With a Fred Meyer store already on the Kenai Peninsula, there are favorable economies of scale associated with supply, too, Boley said.

"It's a logical extension to continue supply trips down to Homer," he said.

If the size limitations are increased and Fred Meyer can get a permit to build 45,000 square feet of building, the design would allow for future expansion, Boley said. Thus, if the company is ever given such a green light, Homer might see the addition of general merchandise and apparel.

Boley said the store would look to see what was missing in the Homer market and act accordingly if that opportunity ever presented itself.

"We believe there is room for some expansion," he said. "We expand stores all the time."

Boley did not have a cost-estimate for the proposed project. He said designs were nearing completion, and that Fred Meyer intends to present them to the city planning department before the end of the year.
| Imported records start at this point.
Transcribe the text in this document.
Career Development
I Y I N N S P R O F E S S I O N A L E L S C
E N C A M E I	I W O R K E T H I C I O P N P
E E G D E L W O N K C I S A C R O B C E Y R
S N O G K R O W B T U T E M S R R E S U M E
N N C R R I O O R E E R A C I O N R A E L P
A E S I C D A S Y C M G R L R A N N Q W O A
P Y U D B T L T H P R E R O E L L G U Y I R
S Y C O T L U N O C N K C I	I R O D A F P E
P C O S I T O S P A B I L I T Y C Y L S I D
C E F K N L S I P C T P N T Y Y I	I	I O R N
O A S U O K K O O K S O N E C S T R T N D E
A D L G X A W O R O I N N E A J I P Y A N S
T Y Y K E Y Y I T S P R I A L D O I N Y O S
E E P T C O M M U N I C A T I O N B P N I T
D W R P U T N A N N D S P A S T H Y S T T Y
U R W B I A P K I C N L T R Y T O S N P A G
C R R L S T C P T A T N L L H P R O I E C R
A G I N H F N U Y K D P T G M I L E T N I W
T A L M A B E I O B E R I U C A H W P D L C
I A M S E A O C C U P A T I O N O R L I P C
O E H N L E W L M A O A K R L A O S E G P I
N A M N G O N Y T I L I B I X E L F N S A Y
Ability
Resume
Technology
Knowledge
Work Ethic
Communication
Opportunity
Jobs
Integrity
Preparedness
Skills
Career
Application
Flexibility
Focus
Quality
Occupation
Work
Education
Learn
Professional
He also said preliminary designs put the main store at about 42,000 square feet, and the immediately adjacent liquor store at around 3,000 square feet.

While Fred Meyer's Homer store would be limited to food and drink, a larger department store would not have had a negative impact on the local economy, Boley said. Many businesses survive and thrive quite well in mall settings, even when they are in direct competition with a store within the same complex, he said.

"You can have a number of synergies from multiple-retail establishments in one place," he said. "They all help each other by being magnets to bring shoppers to one area to shop."

Such a complex would provide more reasons for people to shop locally and keep their dollars in the Homer economy, he added.

Opponents have pointed to studies that have shown decided impact on small businesses when large stores come to town, however.